У предместья Сент-Антуав были и другие причины для волнений: на нем всегда отражаются торговые кризисы, банкротство, стачки, безработица, неотделимые от великих политических потрясений. Во время революции нужда — и причина и следствие. Удар ее разящей руки отзывается и на ней самой. Население этого предместья, исполненное неустрашимого мужества, способное таить в себе величайший душевный пыл, всегда готовое взяться за оружие, легко воспламеняющееся, раздраженное, непроницаемое, подготовленное к восстанию, казалось, только ожидало искры. Каждый раз, когда на горизонте реяли эти искры, гонимые ветром событий, нельзя было не подумать о Сент-Антуанском предместье и о грозной случайности, поместившей у ворот Парижа эту пороховницу страдания н мысли.

Кабачки «предместья Антуан», уже не раз упомянутые в предшествующем очерке, известны в истории. Во времена смут здесь опьянялись словом больше, чем вином. Здесь чувствовалось воздействие некоего пророческого духа и веяний будущего, переполнявших сердца и возвышавших душу. Кабачки Антуанского предместья походят на таверны Авентинского холма, построенные над пещерой Сивиллы, откуда проникали в них идущие из ее глубин священные дуновения, — на те таверны, где столы были подобны треножникам и где пили тот напиток, который Энний называет сивиллиным вином.

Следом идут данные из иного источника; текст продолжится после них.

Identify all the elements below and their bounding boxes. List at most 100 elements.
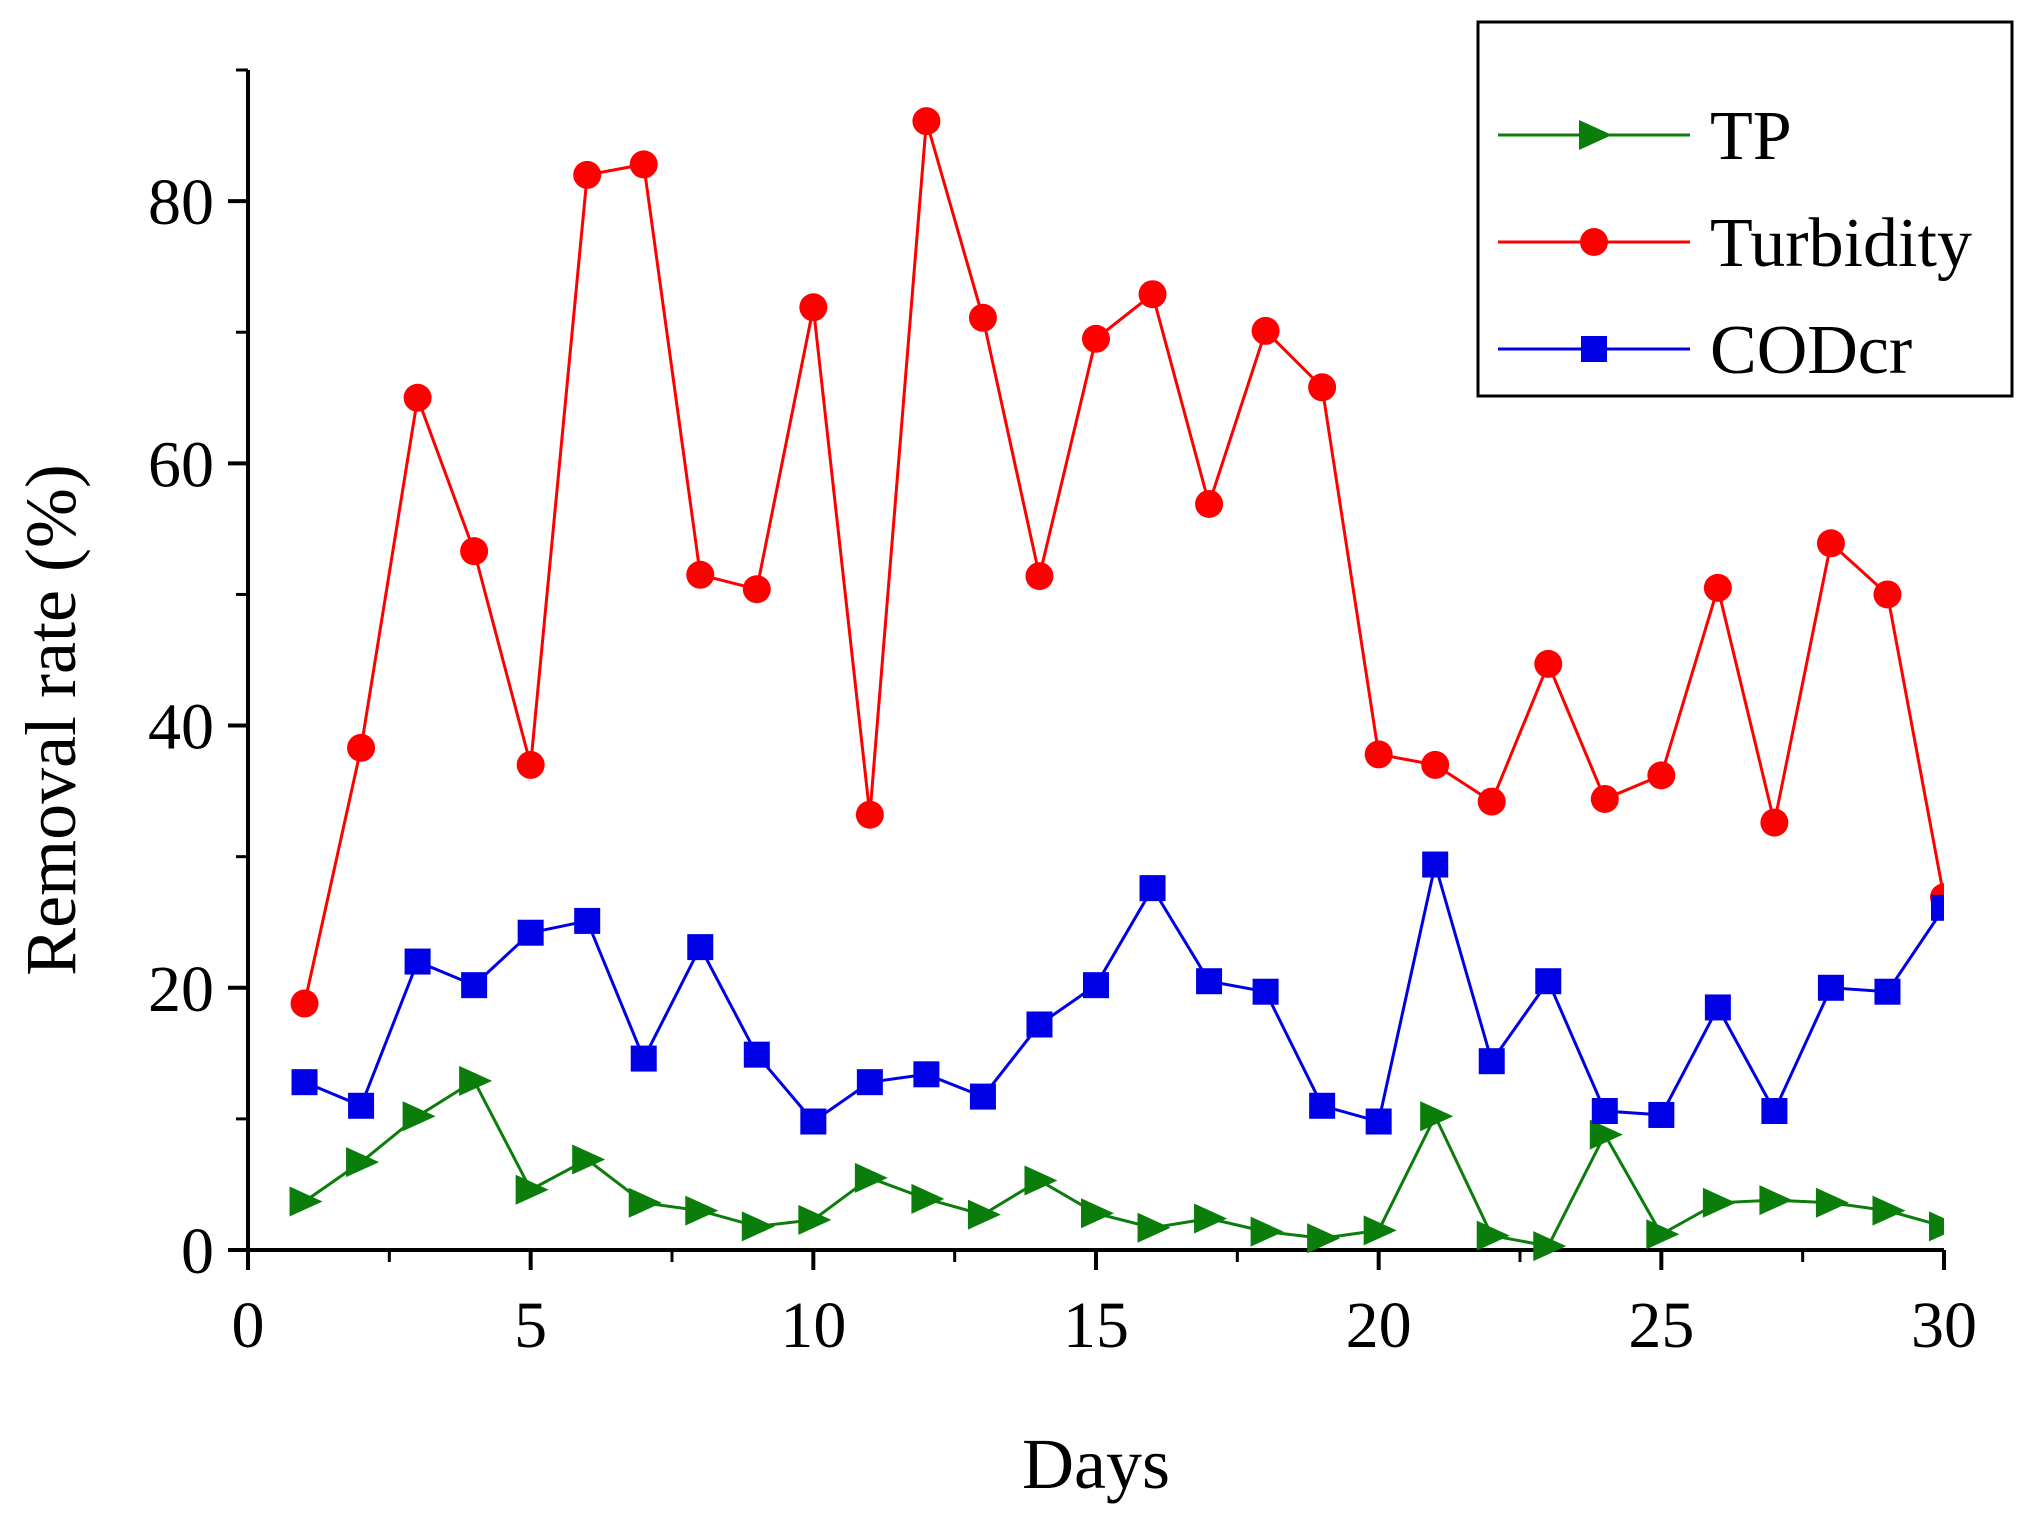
tp-point (1702, 1187, 1736, 1218)
turbidity-point (460, 537, 489, 566)
turbidity-point (1873, 580, 1902, 609)
codcr-point (969, 1083, 996, 1110)
tp-point (1759, 1185, 1793, 1216)
x-tick-label: 10 (780, 1289, 846, 1362)
x-axis-title: Days (1022, 1424, 1170, 1504)
tp-point (515, 1174, 549, 1205)
tp-point (1420, 1101, 1454, 1132)
codcr-point (1026, 1011, 1053, 1038)
tp-point (1872, 1195, 1906, 1226)
codcr-point (574, 907, 601, 934)
tick-labels: 0 5 10 15 20 25 30 0 20 40 60 80 (148, 166, 1977, 1362)
tp-point (1815, 1187, 1849, 1218)
turbidity-point (1082, 324, 1110, 353)
tp-point (1476, 1220, 1510, 1251)
tp-point (1081, 1198, 1114, 1229)
codcr-point (348, 1092, 375, 1119)
legend-box (1476, 20, 2014, 398)
data-series (289, 107, 1944, 1262)
turbidity-point (573, 160, 602, 189)
codcr-point (1139, 875, 1166, 902)
tp-point (741, 1211, 775, 1242)
codcr-point (461, 972, 488, 999)
turbidity-point (1534, 649, 1563, 678)
series-codcr (291, 851, 1944, 1135)
legend-label: CODcr (1710, 312, 1912, 389)
tp-point (911, 1183, 945, 1214)
tp-point (1194, 1203, 1228, 1234)
turbidity-point (1590, 784, 1619, 813)
turbidity-point (1760, 808, 1789, 837)
codcr-point (1648, 1101, 1675, 1128)
tp-point (1307, 1223, 1341, 1254)
turbidity-point (912, 107, 941, 136)
codcr-point (291, 1069, 318, 1096)
codcr-point (630, 1045, 657, 1072)
turbidity-point (1421, 750, 1450, 779)
codcr-point (1196, 968, 1223, 995)
tp-point (798, 1204, 832, 1235)
codcr-point (1931, 894, 1944, 921)
codcr-point (517, 919, 544, 946)
tp-point (1589, 1119, 1623, 1150)
y-tick-label: 40 (148, 691, 214, 764)
turbidity-point (855, 800, 884, 829)
turbidity-point (1195, 489, 1224, 518)
legend-entries: TP Turbidity CODcr (1498, 98, 1972, 389)
legend-label: TP (1710, 98, 1792, 175)
codcr-point (1817, 974, 1844, 1001)
turbidity-point (516, 750, 545, 779)
turbidity-point (686, 560, 715, 589)
tp-point (1363, 1215, 1397, 1246)
tp-point (1024, 1165, 1058, 1196)
turbidity-point (1364, 740, 1393, 769)
codcr-point (1478, 1048, 1505, 1075)
codcr-point (687, 934, 714, 961)
codcr-point (1704, 994, 1731, 1021)
codcr-point (743, 1041, 770, 1068)
codcr-point (1083, 972, 1109, 999)
turbidity-point (1816, 529, 1845, 558)
tp-point (685, 1195, 719, 1226)
tp-point (1533, 1231, 1567, 1262)
x-tick-label: 30 (1911, 1289, 1977, 1362)
turbidity-point (1308, 373, 1337, 402)
x-tick-label: 20 (1346, 1289, 1412, 1362)
y-tick-label: 0 (181, 1215, 214, 1288)
turbidity-point (290, 989, 319, 1018)
x-tick-label: 15 (1063, 1289, 1129, 1362)
turbidity-point (347, 733, 376, 762)
legend-swatch-marker (1580, 228, 1608, 256)
turbidity-point (1251, 316, 1280, 345)
codcr-point (1422, 851, 1449, 878)
legend: TP Turbidity CODcr (1476, 20, 2014, 398)
turbidity-line (303, 120, 1944, 1004)
tp-point (289, 1186, 323, 1217)
tick-marks (228, 68, 1946, 1270)
tp-point (1929, 1211, 1944, 1242)
codcr-point (404, 948, 431, 975)
turbidity-point (403, 383, 432, 412)
codcr-point (856, 1069, 883, 1096)
series-turbidity (290, 107, 1944, 1018)
tp-point (572, 1144, 606, 1175)
codcr-point (913, 1061, 940, 1088)
turbidity-point (1477, 787, 1506, 816)
y-tick-label: 80 (148, 166, 214, 239)
turbidity-point (1025, 562, 1054, 591)
y-tick-label: 60 (148, 428, 214, 501)
codcr-point (1309, 1092, 1336, 1119)
tp-point (967, 1199, 1001, 1230)
turbidity-point (968, 303, 997, 332)
tp-point (628, 1187, 662, 1218)
codcr-point (800, 1108, 827, 1135)
tp-point (854, 1162, 888, 1193)
turbidity-point (742, 575, 771, 604)
tp-point (1646, 1219, 1680, 1250)
legend-label: Turbidity (1710, 205, 1972, 282)
tp-point (459, 1065, 493, 1096)
turbidity-point (799, 293, 828, 322)
legend-entry-turbidity: Turbidity (1498, 205, 1972, 282)
codcr-point (1761, 1098, 1788, 1125)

Сент-Антуанское предместье — это запасное хранилище народа. Революционное потрясение вызывает в нем трещины, сквозь которые пробивается верховная власть народа. Эта верховная власть может поступать дурно, у нее, как и у всякой другой, возможны ошибки; но, даже заблуждаясь, она остается великой. О ней можно сказать, как о слепом циклопе: Ingens242

.

В 93-м году, в зависимости от того, хороша или дурна была идея, владевшая умами, говорил ли в них в этот день фанатизм или благородный энтузиазм, из Сент-Антуанского предместья выходили легионы дикарей или отряды героев.

Дикарей… Поясним это выражение. Чего хотели эти озлобленные люди, которые в дни созидающего революционного хаоса, оборванные, рычащие, свирепые, с дубинами наготове, с поднятыми пиками бросались на старый потрясенный Париж? Они хотели положить конец угнетению, конец тирании, конец войнам; они хотели работы для взрослого, грамоты для ребенка, заботы общества для женщины, свободы, равенства, братства, хлеба для всех, превращения всего мира в рай земной, Прогресса. И доведенные до крайности, вне себя, страшные, полуголые, с дубинами в руках, с проклятиями на устах, они требовали этого святого, доброго и мирного прогресса. То были дикари, да; но дикари цивилизации.

Они с остервенением утверждали право; пусть даже путем страха и ужаса, но они хотели принудить человеческий род жить в раю. Они казались варварами, а были спасителями. Скрытые под маской тьмы, они требовали света.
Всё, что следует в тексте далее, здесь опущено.